Le spectateur, lui, est occupé dans les stades, visite peu de monuments et boude les musées. Un comportement déjà constaté dans la plupart des grands événements sportifs, comme la Coupe du monde de rugby en France en 2007, peu gratifiante pour le secteur du tourisme, d'après la revue spécialisée Teoros. Et les Jeux olympiques ont un inconvénient supplémentaire : chaque épreuve est regroupée sur quelques jours. Ainsi à Athènes, en 2004, les touristes étrangers étaient certes nombreux, mais la plupart n'étaient restés que deux ou trois jours pour suivre la discipline qui les intéressait.
Enfin, face aux prix exorbitants proposés par les hôtels en période olympique, beaucoup cherchent des solutions alternatives peu coûteuses. RMC.fr décrit ainsi un camping pris d'assaut par 500 personnes au centre de Londres pendant les JO, bien qu'il soit installé sur un stade de rugby équipé de seulement... neuf toilettes.
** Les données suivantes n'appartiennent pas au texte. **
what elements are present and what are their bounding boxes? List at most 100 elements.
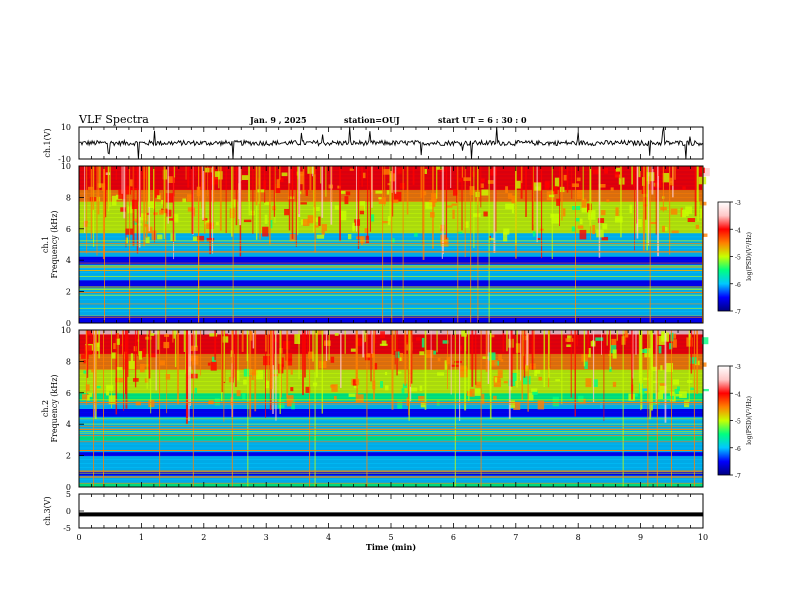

Après les Jeux, c'est rarement mieux
Comme l'explique Lapresse.ca, il ne faut pas que Londres ou le Royaume-Uni s'attendent à voir progresser leur fréquentation touristique de façon spectaculaire. D'après le site canadien, Vancouver a même connu une baisse de 2,9% du nombre de visiteurs internationaux l'année qui a suivi les Jeux d'hiver de 2010. En Chine, l'année précédent les JO de 2008, le nombre de touristes visitant le pays était de 26,1 millions. Un an après, ce chiffre était tombé à 21,9 millions.
Des contre-exemples existent, comme les Jeux de Turin en 2006 qui ont vu une augmentation de 43% de la fréquentation touristique en trois ans. Mais Turin n'avait jamais été jusque-là une destination prisée par les vacanciers. Au contraire de Pékin, Athènes ou Londres, villes qui n'ont pas besoin de promotion olympique pour attirer des touristes.
L'intérêt d'organiser des Jeux olympiques n'est donc pas de promouvoir le tourisme. Les organisateurs mettent souvent en avant les effets bénéfiques sur l'économie locale. La construction des stades et des infrastructures est en effet synonyme de rénovation urbaine et de créations d'emplois. A l'image d'Alberville, en Savoie, transformée par les Jeux d'hiver de 1992.
Mais comme le détaille BFM Business, aucune ville olympique, mise à part Atlanta en 1996, n'a jamais financièrement tiré partie des Jeux. Pourtant David Cameron, le Premier ministre britannique, y croit. Il pense notamment au forum économique d'envergure organisé à Londres, en même temps que les Jeux où, selon Les Echos, le Royaume-Uni pourrait conclure plus de 1,3 milliard d'euros de contrats. Les JO apparaissent alors comme une grande et belle vitrine, non pas touristique, mais bien commerciale.